Which, you know, to the folks that have the more complex workflows that we’ve introduced this to – I’ll admit I was a skeptic when I first heard that they were loosening the reins on this. I was like, oh man, everything was so simple and so orderly. This is gonna be like chaos. But the way they’ve implemented it, it’s very well orchestrated, very well thought out.
I don’t necessarily think it needed to take them 15 years to get to this point, but the best time to plant a tree was 20 years ago. The second best time is today, right? So, it’s very exciting for us and it frees up a lot of our flexibility and when we’re orchestrating it, we can think about our Zendesk architecting and Zendesk workflows differently now because we have this tool that’s available globally to everybody that’s using Zendesk.
What are the benefits of Zendesk Custom Statuses?
James: What’s really nice about that too, especially in this example, is that the end user or the customer, I guess in this case, is seeing progress. They’re not just seeing a static, you know, status for their ticket.
They’re actually seeing progress being made. And I think, you know, that’s gonna go a long way for some of the complex workflows that you guys encounter.
Brandon: Yeah, and I would say that the really nice thing because of the way they’ve implemented Trigger Categories or Custom Status Categories is it doesn’t break your existing workflows.
It doesn’t break your triggers. Even if you deactivate something later, it will go back. Like, let’s say we didn’t have a need for this particular category anymore and we just went in and deactivated it. Any tickets that held that status previously would just default back to their previous ticket category.

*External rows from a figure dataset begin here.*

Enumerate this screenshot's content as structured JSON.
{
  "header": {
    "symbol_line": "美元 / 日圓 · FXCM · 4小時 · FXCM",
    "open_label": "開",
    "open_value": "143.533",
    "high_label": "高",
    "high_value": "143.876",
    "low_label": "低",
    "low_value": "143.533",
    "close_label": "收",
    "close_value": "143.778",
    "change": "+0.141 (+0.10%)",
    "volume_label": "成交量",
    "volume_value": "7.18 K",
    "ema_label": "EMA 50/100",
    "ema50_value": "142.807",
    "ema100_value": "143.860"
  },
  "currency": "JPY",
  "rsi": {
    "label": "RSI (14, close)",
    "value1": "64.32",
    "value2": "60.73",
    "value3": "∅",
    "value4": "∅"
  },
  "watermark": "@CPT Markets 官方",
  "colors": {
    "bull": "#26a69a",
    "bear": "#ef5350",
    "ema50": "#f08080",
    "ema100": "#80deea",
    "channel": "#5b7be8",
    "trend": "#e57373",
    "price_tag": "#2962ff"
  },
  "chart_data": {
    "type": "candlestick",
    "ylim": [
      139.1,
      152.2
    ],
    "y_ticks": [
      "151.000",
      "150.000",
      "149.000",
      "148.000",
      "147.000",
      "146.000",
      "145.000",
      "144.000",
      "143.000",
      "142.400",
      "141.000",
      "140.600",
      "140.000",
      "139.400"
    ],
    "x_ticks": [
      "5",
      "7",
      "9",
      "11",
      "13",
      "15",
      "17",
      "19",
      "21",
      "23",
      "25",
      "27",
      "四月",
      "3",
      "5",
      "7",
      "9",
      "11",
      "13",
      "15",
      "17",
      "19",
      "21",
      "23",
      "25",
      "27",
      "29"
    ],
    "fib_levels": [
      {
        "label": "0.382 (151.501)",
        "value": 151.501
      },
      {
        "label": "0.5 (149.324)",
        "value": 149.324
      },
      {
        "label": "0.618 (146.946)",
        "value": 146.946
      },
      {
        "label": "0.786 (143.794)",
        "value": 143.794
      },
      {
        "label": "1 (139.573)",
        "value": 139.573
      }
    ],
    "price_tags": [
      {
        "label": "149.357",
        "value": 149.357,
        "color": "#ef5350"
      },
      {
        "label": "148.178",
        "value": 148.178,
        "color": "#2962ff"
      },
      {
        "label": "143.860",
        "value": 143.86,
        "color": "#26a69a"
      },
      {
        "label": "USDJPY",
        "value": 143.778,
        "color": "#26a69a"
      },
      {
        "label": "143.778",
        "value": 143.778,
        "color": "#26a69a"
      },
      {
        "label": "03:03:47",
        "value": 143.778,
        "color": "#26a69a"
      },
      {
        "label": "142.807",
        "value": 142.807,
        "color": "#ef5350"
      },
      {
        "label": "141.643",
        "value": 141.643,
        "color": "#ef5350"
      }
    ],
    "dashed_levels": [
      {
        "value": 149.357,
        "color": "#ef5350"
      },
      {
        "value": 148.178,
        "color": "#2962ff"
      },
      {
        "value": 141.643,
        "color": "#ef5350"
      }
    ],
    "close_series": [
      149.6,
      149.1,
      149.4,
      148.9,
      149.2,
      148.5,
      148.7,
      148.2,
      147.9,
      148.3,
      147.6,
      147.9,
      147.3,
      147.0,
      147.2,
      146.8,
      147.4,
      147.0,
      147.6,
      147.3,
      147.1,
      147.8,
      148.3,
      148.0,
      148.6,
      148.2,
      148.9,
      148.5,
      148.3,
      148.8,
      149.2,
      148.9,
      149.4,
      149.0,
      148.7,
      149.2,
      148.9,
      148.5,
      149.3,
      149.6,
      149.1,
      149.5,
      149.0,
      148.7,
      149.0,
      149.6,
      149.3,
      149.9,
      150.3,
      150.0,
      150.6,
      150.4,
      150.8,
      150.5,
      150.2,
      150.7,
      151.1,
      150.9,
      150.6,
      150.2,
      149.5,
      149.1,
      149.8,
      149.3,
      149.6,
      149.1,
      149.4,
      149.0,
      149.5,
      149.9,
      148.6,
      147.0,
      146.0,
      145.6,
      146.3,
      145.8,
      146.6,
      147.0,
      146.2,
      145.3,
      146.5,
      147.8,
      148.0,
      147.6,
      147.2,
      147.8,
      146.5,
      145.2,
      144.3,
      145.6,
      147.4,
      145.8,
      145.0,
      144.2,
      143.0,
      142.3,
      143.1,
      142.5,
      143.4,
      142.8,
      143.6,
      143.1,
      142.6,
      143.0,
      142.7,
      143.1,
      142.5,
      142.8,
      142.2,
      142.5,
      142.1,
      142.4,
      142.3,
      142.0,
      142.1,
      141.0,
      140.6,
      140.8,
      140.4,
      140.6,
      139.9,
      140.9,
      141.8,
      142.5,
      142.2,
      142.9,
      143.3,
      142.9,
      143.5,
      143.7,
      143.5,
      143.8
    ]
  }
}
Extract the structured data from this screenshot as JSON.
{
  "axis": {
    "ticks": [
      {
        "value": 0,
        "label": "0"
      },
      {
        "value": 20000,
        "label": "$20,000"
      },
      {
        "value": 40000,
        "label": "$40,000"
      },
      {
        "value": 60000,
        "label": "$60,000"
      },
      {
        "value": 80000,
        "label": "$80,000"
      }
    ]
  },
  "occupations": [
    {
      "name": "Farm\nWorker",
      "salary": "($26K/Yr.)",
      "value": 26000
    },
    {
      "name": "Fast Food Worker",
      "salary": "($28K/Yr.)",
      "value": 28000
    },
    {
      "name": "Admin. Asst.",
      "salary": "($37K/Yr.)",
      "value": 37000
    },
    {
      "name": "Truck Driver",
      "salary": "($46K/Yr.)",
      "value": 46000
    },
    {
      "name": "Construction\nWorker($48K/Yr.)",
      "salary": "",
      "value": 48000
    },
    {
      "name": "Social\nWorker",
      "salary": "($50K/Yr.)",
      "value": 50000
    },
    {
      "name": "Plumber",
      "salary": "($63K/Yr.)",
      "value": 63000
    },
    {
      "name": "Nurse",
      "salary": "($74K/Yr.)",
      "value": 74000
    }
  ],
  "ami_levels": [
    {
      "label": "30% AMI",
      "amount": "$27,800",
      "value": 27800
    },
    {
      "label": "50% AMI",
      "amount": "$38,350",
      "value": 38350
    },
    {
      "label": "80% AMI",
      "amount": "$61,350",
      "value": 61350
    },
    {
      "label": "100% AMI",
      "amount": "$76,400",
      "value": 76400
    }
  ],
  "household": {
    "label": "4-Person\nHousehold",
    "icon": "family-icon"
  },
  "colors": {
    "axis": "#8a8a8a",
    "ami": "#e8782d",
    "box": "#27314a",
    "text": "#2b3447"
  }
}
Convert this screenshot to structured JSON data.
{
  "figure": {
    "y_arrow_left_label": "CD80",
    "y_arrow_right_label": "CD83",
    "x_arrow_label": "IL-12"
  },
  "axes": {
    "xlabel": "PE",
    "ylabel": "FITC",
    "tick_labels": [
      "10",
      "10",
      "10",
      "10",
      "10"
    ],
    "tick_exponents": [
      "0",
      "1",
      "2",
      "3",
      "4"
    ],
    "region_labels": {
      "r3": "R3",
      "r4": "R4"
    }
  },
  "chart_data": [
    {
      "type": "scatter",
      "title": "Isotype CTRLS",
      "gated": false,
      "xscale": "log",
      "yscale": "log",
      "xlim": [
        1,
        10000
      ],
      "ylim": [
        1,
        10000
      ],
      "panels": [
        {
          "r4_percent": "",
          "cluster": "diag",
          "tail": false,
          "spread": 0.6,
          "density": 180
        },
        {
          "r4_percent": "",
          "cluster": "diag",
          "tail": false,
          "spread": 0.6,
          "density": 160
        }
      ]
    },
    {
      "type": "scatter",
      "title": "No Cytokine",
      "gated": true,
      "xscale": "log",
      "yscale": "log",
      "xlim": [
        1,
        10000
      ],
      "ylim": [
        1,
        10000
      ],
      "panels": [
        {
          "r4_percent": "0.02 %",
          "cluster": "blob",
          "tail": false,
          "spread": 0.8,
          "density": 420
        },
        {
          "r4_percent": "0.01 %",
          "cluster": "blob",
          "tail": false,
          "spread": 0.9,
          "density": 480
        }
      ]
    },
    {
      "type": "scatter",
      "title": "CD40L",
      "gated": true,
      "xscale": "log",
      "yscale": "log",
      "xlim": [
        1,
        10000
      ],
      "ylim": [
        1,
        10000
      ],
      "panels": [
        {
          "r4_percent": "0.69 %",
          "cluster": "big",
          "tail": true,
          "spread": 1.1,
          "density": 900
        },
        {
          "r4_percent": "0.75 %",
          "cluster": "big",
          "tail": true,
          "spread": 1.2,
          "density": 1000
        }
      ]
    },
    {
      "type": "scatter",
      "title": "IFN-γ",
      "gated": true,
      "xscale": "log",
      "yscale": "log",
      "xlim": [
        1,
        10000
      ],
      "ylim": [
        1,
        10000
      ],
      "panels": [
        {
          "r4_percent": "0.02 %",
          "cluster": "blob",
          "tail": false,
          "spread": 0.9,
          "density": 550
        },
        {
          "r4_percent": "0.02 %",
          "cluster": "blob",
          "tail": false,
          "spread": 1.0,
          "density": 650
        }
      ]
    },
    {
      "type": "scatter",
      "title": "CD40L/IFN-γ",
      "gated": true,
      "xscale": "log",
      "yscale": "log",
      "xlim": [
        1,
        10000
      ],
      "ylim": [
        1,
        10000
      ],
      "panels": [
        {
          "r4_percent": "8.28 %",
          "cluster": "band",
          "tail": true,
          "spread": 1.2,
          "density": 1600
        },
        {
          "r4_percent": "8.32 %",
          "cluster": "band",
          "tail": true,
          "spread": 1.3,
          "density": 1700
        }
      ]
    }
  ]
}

So any of these tickets would just go back to being “on hold” generically because they didn’t have a home anymore from a Custom Status perspective. So you really can turn this on, turn this off. There’s some things in Zendesk, you have to be really careful when you’re playing with them in a production environment. Custom Status is one of those things that you can really get your feet wet and move with confidence because you’re really only enhancing the experience with not much risk to what the experience is currently.
James: Well, thanks as always, Brandon, for joining me and talking a little bit about Zendesk.